As the printers become more available and technology continues to advance, organizations will be using them for product development and manufacturing. With 3-D printers, entire homes can be built in a day, and they could even be used to put houses on Mars. The technology is advancing quickly and making unbelievable manufacturing feats a reality. This new source of products into the world (products that include guns that can pass through metal detectors) needs to be controlled to keep us safe. Getting that control is a challenge.
Beyond plastic guns
Naturally, as 3-D printing technology advances and is used more and more for product development and manufacturing, thoughts move to weapons and security concerns increase. The military is already using 3-D printers for prototyping and manufacturing. It was almost a year ago when the first test of a 3-D printed gun got people’s attention. But the issue goes beyond plastic guns to military parts, drugs and chemical weapons.
3-D printing risks
3-D printing allows for the manufacturing of lightweight parts for aircrafts. Counterfeit parts can compromise equipment and put personnel at risk and with 3-D printing, making those parts just got a lot easier for saboteurs to get counterfeit parts into the supply chain. Special tools are necessary to determine if materials are counterfeited, but as soon as the technology is there for the tool, criminals will be finding new ways to thwart them.
Further, with 3-D printing, it also becomes easier for other countries to replicate U.S. equipment and weapons. A crashed drone or airplane becomes an even bigger security risk if the enemy has the means to recreate it.
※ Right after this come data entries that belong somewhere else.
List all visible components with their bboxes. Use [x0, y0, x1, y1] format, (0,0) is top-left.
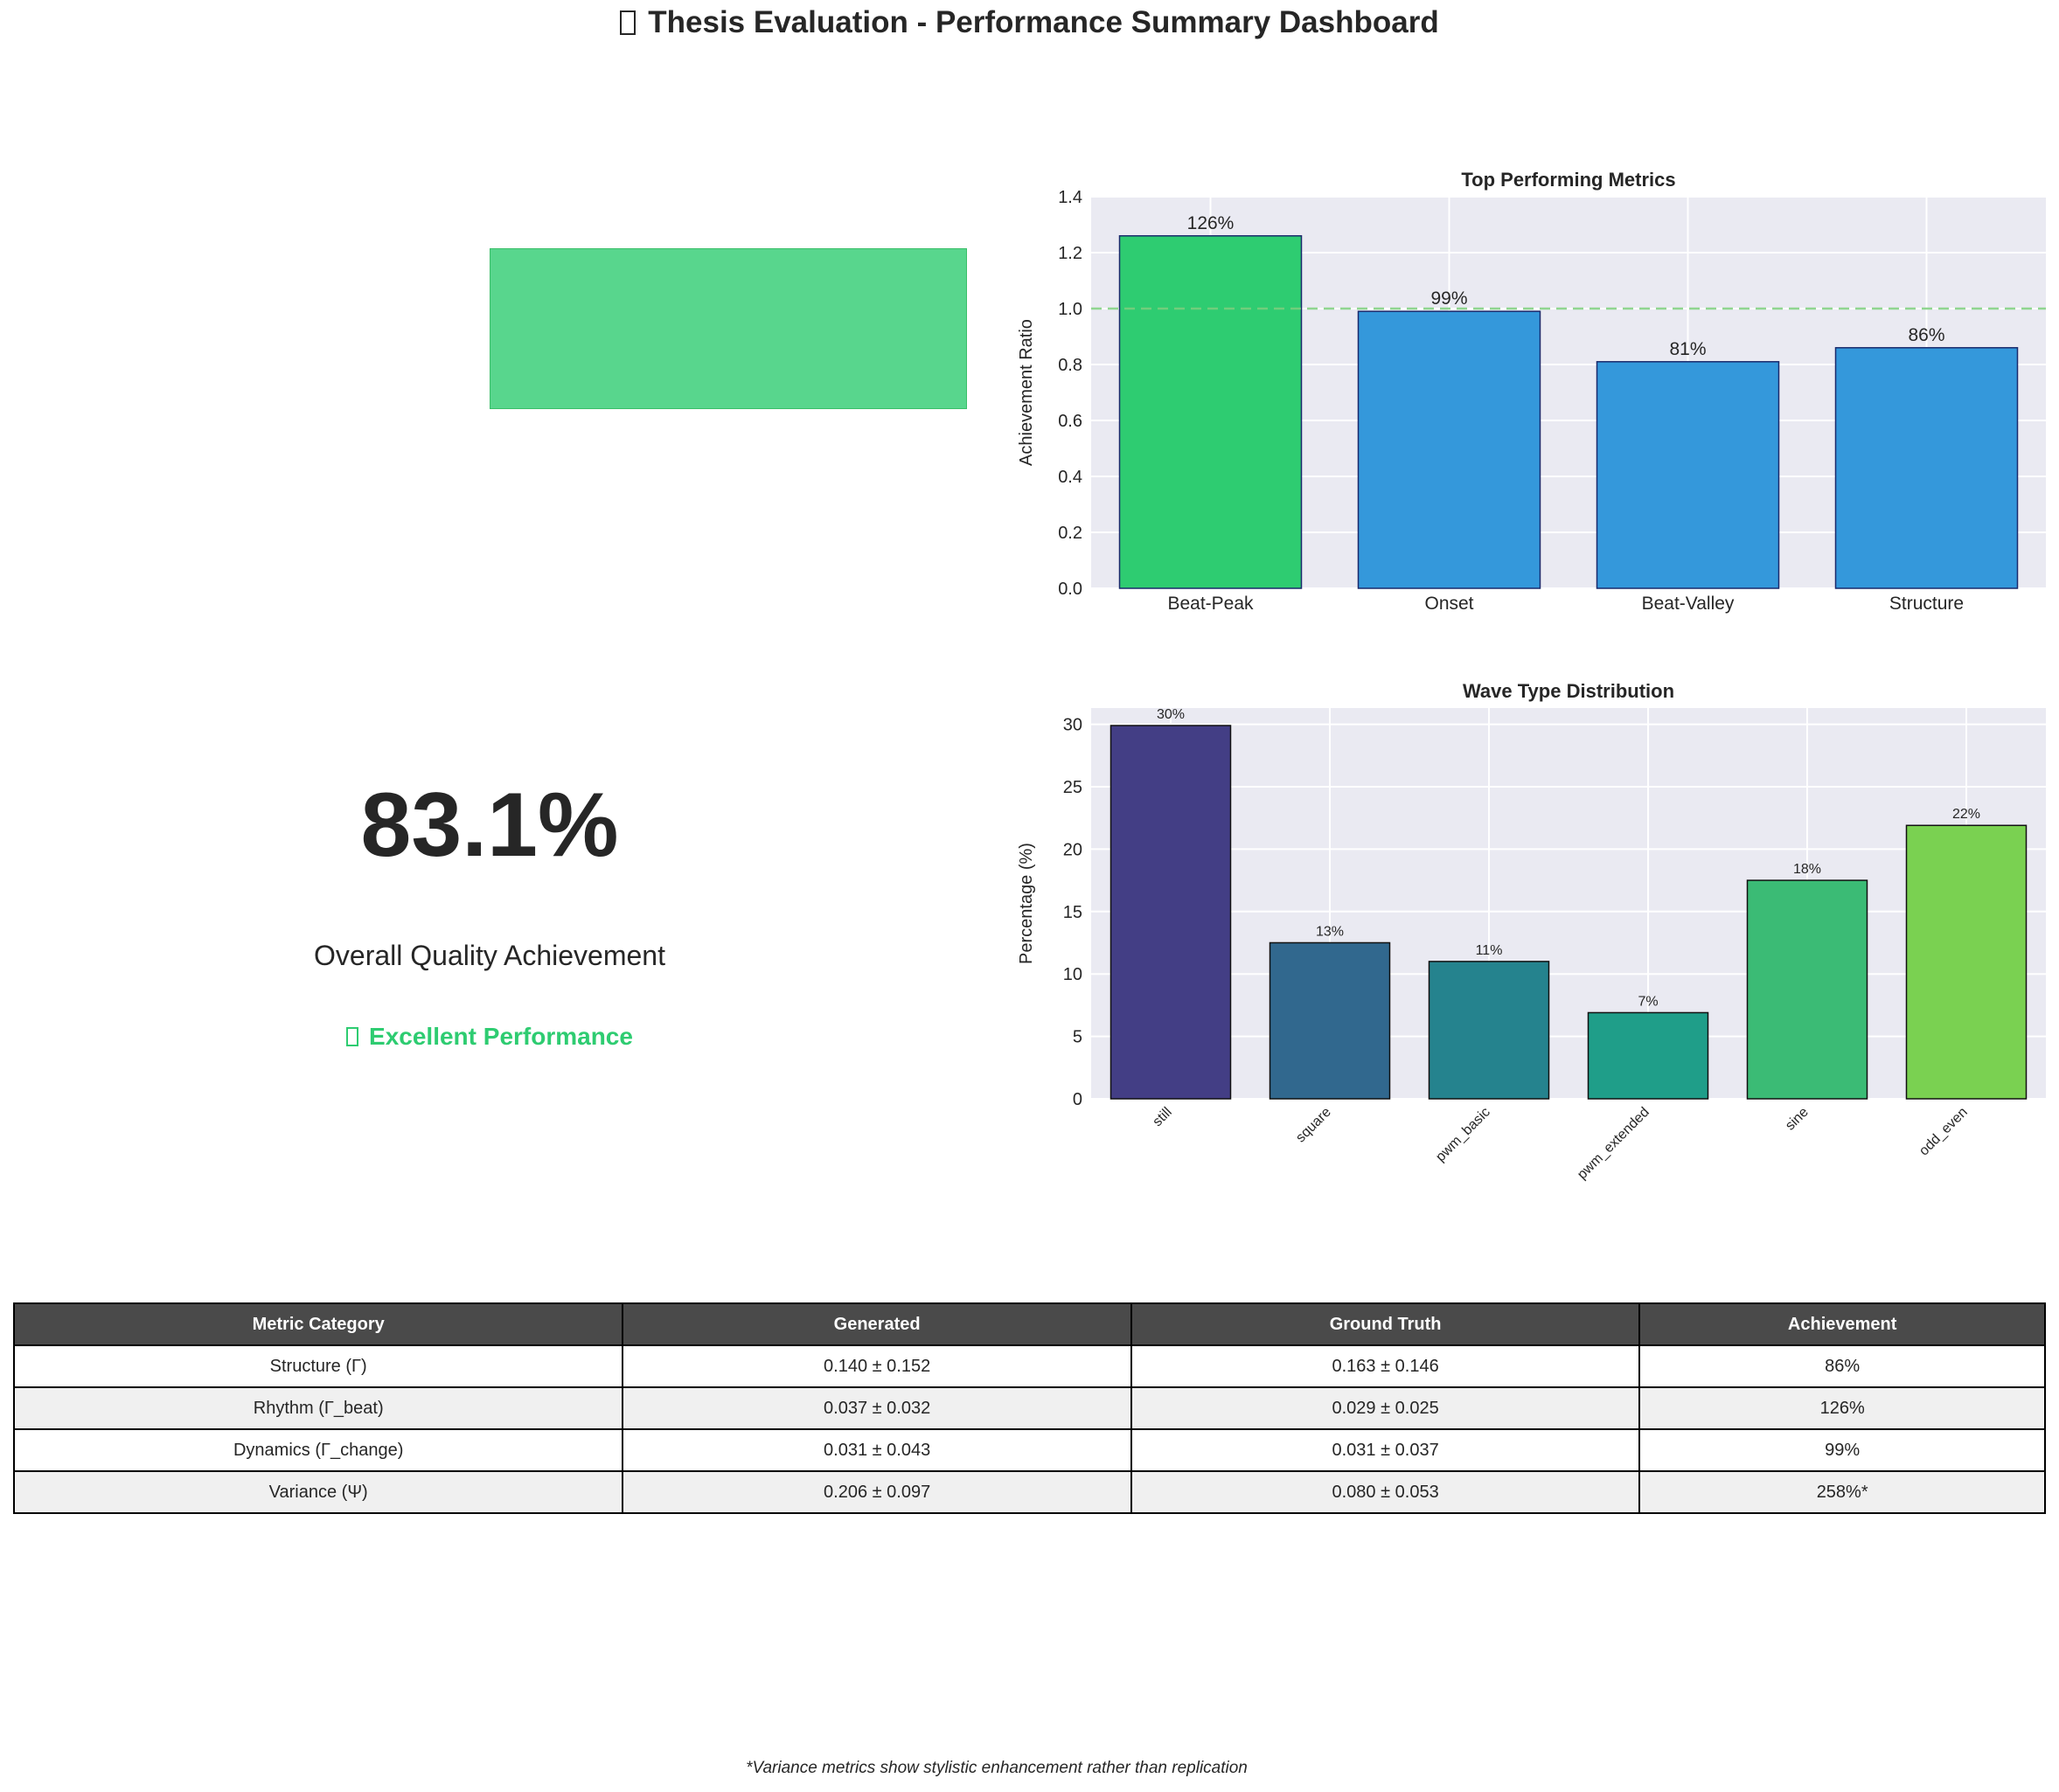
page-title: Thesis Evaluation - Performance Summary … — [0, 5, 2059, 40]
x-tick-label: Beat-Peak — [1167, 594, 1254, 614]
table-header-row: Metric Category Generated Ground Truth A… — [12, 1302, 2046, 1346]
table-row: Variance (Ψ) 0.206 ± 0.097 0.080 ± 0.053… — [12, 1470, 2046, 1514]
missing-glyph-icon — [620, 10, 636, 35]
x-tick-label: odd_even — [1916, 1105, 1971, 1159]
y-tick-label: 0.2 — [1058, 524, 1082, 543]
footnote: *Variance metrics show stylistic enhance… — [746, 1759, 1248, 1777]
x-tick-label: sine — [1783, 1105, 1812, 1134]
bar — [1905, 824, 2028, 1100]
page-title-text: Thesis Evaluation - Performance Summary … — [648, 5, 1439, 39]
missing-glyph-icon — [346, 1027, 359, 1046]
bar — [1269, 941, 1391, 1100]
chart-title: Wave Type Distribution — [1463, 680, 1674, 702]
x-tick-label: Beat-Valley — [1642, 594, 1735, 614]
table-cell: 0.206 ± 0.097 — [622, 1470, 1132, 1514]
table-cell: Variance (Ψ) — [12, 1470, 624, 1514]
table-cell: 126% — [1638, 1386, 2046, 1430]
overall-score-label: Overall Quality Achievement — [314, 940, 665, 971]
bar — [1834, 347, 2019, 589]
bar — [1109, 725, 1232, 1100]
table-cell: Rhythm (Γ_beat) — [12, 1386, 624, 1430]
chart-title: Top Performing Metrics — [1461, 169, 1675, 191]
x-tick-label: still — [1150, 1105, 1174, 1129]
bar — [1428, 961, 1550, 1100]
x-tick-label: pwm_extended — [1575, 1105, 1652, 1183]
y-tick-label: 0 — [1073, 1090, 1082, 1109]
table-row: Rhythm (Γ_beat) 0.037 ± 0.032 0.029 ± 0.… — [12, 1386, 2046, 1430]
table-header-cell: Ground Truth — [1130, 1302, 1641, 1346]
table-row: Structure (Γ) 0.140 ± 0.152 0.163 ± 0.14… — [12, 1344, 2046, 1388]
overall-score-value: 83.1% — [360, 774, 619, 876]
performance-status: Excellent Performance — [227, 1023, 752, 1051]
table-cell: 0.163 ± 0.146 — [1130, 1344, 1641, 1388]
y-tick-label: 0.6 — [1058, 412, 1082, 431]
x-tick-label: square — [1293, 1105, 1334, 1146]
metrics-table: Metric Category Generated Ground Truth A… — [12, 1302, 2046, 1514]
x-tick-label: Structure — [1889, 594, 1964, 614]
x-tick-label: pwm_basic — [1433, 1105, 1493, 1165]
status-color-block — [490, 248, 967, 409]
table-cell: 0.031 ± 0.037 — [1130, 1428, 1641, 1472]
bar-value-label: 11% — [1476, 943, 1503, 958]
bar-value-label: 99% — [1430, 288, 1467, 309]
table-cell: 86% — [1638, 1344, 2046, 1388]
table-cell: 0.031 ± 0.043 — [622, 1428, 1132, 1472]
table-cell: 0.080 ± 0.053 — [1130, 1470, 1641, 1514]
table-cell: 258%* — [1638, 1470, 2046, 1514]
y-axis-label: Achievement Ratio — [1017, 319, 1036, 466]
y-tick-label: 0.4 — [1058, 468, 1082, 487]
bar — [1357, 310, 1541, 589]
bar-value-label: 13% — [1316, 924, 1344, 939]
table-cell: 99% — [1638, 1428, 2046, 1472]
wave-distribution-chart: 0 5 10 15 20 25 30 Wave Type Distribution Percen… — [1017, 680, 2046, 1183]
bar-value-label: 81% — [1669, 339, 1706, 359]
bar-value-label: 126% — [1187, 213, 1235, 233]
x-tick-label: Onset — [1424, 594, 1473, 614]
table-row: Dynamics (Γ_change) 0.031 ± 0.043 0.031 … — [12, 1428, 2046, 1472]
y-tick-label: 0.8 — [1058, 356, 1082, 375]
bar — [1596, 361, 1780, 589]
y-tick-label: 1.2 — [1058, 244, 1082, 263]
bar-value-label: 22% — [1952, 807, 1980, 822]
bar-value-label: 18% — [1793, 862, 1821, 877]
bar-value-label: 7% — [1638, 994, 1658, 1009]
y-tick-label: 1.4 — [1058, 188, 1082, 207]
table-cell: 0.037 ± 0.032 — [622, 1386, 1132, 1430]
bar — [1118, 235, 1303, 589]
bar — [1746, 879, 1868, 1100]
table-cell: Structure (Γ) — [12, 1344, 624, 1388]
table-cell: Dynamics (Γ_change) — [12, 1428, 624, 1472]
y-tick-label: 1.0 — [1058, 300, 1082, 319]
bar — [1587, 1011, 1709, 1100]
table-header-cell: Generated — [622, 1302, 1132, 1346]
bar-value-label: 30% — [1157, 707, 1185, 722]
table-header-cell: Achievement — [1638, 1302, 2046, 1346]
bar-value-label: 86% — [1908, 325, 1944, 345]
table-header-cell: Metric Category — [12, 1302, 624, 1346]
y-tick-label: 15 — [1063, 903, 1082, 922]
y-tick-label: 10 — [1063, 965, 1082, 984]
y-axis-label: Percentage (%) — [1017, 843, 1036, 964]
plot-background — [1091, 708, 2046, 1099]
y-tick-label: 20 — [1063, 840, 1082, 859]
y-tick-label: 30 — [1063, 716, 1082, 735]
y-tick-label: 25 — [1063, 778, 1082, 797]
y-tick-label: 5 — [1073, 1028, 1082, 1047]
table-cell: 0.029 ± 0.025 — [1130, 1386, 1641, 1430]
top-metrics-chart: 0.0 0.2 0.4 0.6 0.8 1.0 1.2 1.4 Top Performing M… — [1017, 169, 2046, 614]
table-cell: 0.140 ± 0.152 — [622, 1344, 1132, 1388]
y-tick-label: 0.0 — [1058, 580, 1082, 599]
performance-status-text: Excellent Performance — [369, 1023, 633, 1050]
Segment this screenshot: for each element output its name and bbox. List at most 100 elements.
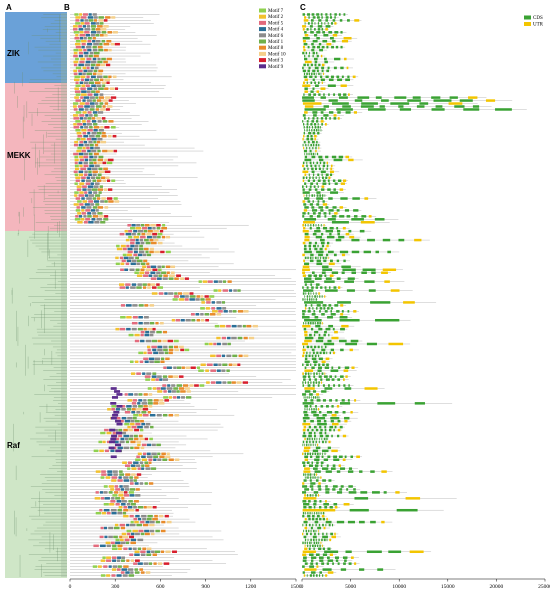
cds-box bbox=[325, 277, 332, 280]
motif-box bbox=[86, 176, 90, 179]
cds-box bbox=[306, 164, 308, 168]
cds-box bbox=[317, 173, 320, 177]
utr-box bbox=[315, 473, 317, 476]
motif-box bbox=[233, 363, 237, 367]
motif-box bbox=[146, 232, 152, 236]
motif-box bbox=[82, 123, 87, 126]
cds-box bbox=[322, 39, 328, 43]
motif-box bbox=[178, 375, 184, 378]
cds-box bbox=[337, 111, 341, 114]
cds-box bbox=[324, 280, 335, 283]
motif-box bbox=[144, 482, 148, 485]
motif-box bbox=[131, 411, 136, 414]
cds-box bbox=[416, 105, 425, 108]
motif-box bbox=[159, 402, 165, 405]
cds-box bbox=[311, 476, 313, 479]
motif-box bbox=[84, 194, 89, 197]
cds-box bbox=[304, 158, 312, 162]
motif-box bbox=[87, 215, 92, 218]
motif-box bbox=[142, 413, 149, 417]
utr-box bbox=[323, 223, 325, 227]
motif-box bbox=[129, 523, 136, 527]
motif-box bbox=[168, 277, 174, 280]
cds-box bbox=[317, 16, 320, 19]
motif-box bbox=[79, 158, 84, 162]
motif-box bbox=[209, 342, 213, 346]
cds-box bbox=[316, 461, 319, 464]
cds-box bbox=[304, 197, 310, 200]
cds-box bbox=[323, 458, 329, 461]
cds-box bbox=[303, 126, 305, 129]
motif-box bbox=[145, 520, 150, 524]
motif-box bbox=[206, 301, 211, 304]
motif-box bbox=[98, 87, 104, 90]
motif-box bbox=[164, 399, 169, 402]
motif-box bbox=[130, 440, 136, 444]
motif-box bbox=[129, 434, 134, 438]
motif-box bbox=[148, 393, 153, 396]
motif-box bbox=[93, 123, 98, 126]
cds-box bbox=[368, 289, 376, 292]
motif-legend-swatch bbox=[259, 33, 266, 38]
cds-box bbox=[308, 117, 310, 120]
motif-box bbox=[100, 34, 104, 37]
motif-box bbox=[122, 247, 127, 251]
motif-box bbox=[134, 244, 139, 248]
cds-box bbox=[329, 117, 331, 120]
motif-box bbox=[153, 399, 159, 402]
motif-box bbox=[74, 161, 78, 165]
cds-box bbox=[317, 45, 321, 49]
motif-box bbox=[164, 514, 169, 518]
motif-box bbox=[227, 342, 231, 346]
cds-box bbox=[312, 78, 315, 82]
cds-box bbox=[340, 348, 344, 352]
motif-box bbox=[114, 485, 119, 488]
cds-box bbox=[325, 117, 327, 120]
cds-box bbox=[324, 425, 327, 429]
motif-box bbox=[168, 345, 174, 349]
motif-box bbox=[79, 31, 84, 34]
motif-tick-label: 900 bbox=[201, 584, 210, 590]
cds-box bbox=[317, 369, 322, 372]
motif-box bbox=[77, 221, 83, 224]
motif-legend-label: Motif 1 bbox=[268, 40, 284, 45]
motif-legend-label: Motif 8 bbox=[268, 46, 284, 51]
cds-box bbox=[314, 194, 315, 197]
cds-box bbox=[375, 250, 379, 254]
utr-box bbox=[302, 422, 311, 426]
cds-box bbox=[317, 345, 320, 349]
utr-box bbox=[395, 491, 400, 494]
utr-box bbox=[342, 434, 347, 438]
motif-box bbox=[108, 200, 114, 203]
cds-box bbox=[302, 485, 308, 488]
motif-box bbox=[108, 99, 113, 102]
motif-box bbox=[246, 324, 252, 328]
motif-box bbox=[223, 280, 227, 283]
cds-box bbox=[308, 431, 312, 435]
cds-box bbox=[310, 31, 314, 34]
cds-box bbox=[322, 479, 326, 482]
motif-box bbox=[112, 31, 118, 34]
utr-box bbox=[316, 393, 320, 396]
motif-box bbox=[157, 277, 162, 280]
motif-box bbox=[162, 458, 168, 461]
motif-box bbox=[142, 517, 147, 521]
motif-box bbox=[140, 241, 145, 245]
motif-tick-label: 600 bbox=[156, 584, 165, 590]
cds-box bbox=[304, 262, 310, 266]
cds-box bbox=[339, 318, 360, 322]
cds-box bbox=[331, 22, 333, 25]
motif-box bbox=[73, 72, 78, 76]
cds-box bbox=[345, 78, 350, 82]
motif-box bbox=[78, 143, 84, 147]
motif-box bbox=[216, 307, 222, 310]
motif-box bbox=[82, 120, 86, 123]
cds-box bbox=[310, 419, 314, 423]
motif-box bbox=[85, 60, 91, 64]
motif-box bbox=[82, 188, 87, 191]
cds-box bbox=[305, 176, 308, 179]
motif-box bbox=[82, 72, 86, 76]
cds-box bbox=[323, 538, 326, 542]
motif-box bbox=[92, 72, 97, 76]
motif-box bbox=[105, 108, 110, 111]
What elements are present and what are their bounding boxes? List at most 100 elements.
And what about files, blueprints and specifications that can be accessed online? If cybercriminals can get their hands on the plans, they can build the equipment with 3-D printers.
3-D printing is amazing technology that can actually reproduce a human ear. As brilliant as that may be, if scientists can make ears, what’s going to stop terrorists from making toxic chemicals like chlorine gas? The ability to print prescription drugs personalized to a patient’s DNA sequence also comes with the ability to print illegal drugs or worse.
When it comes to security, there is debate on whether it’s better to regulate the printers themselves or the product they’re printing. With 3-D gun designs freely shared online, does open source design need to be regulated? With security concerns ranging from personal safety to national security, one thing is for sure, as 3-D printing gains speed, so must our conversation about how to regulate it and maintain security
What are your thoughts on 3-D printing? Is it an amazing feat of human ingenuity or a security nightmare, both? How do you think security should be handled going forward?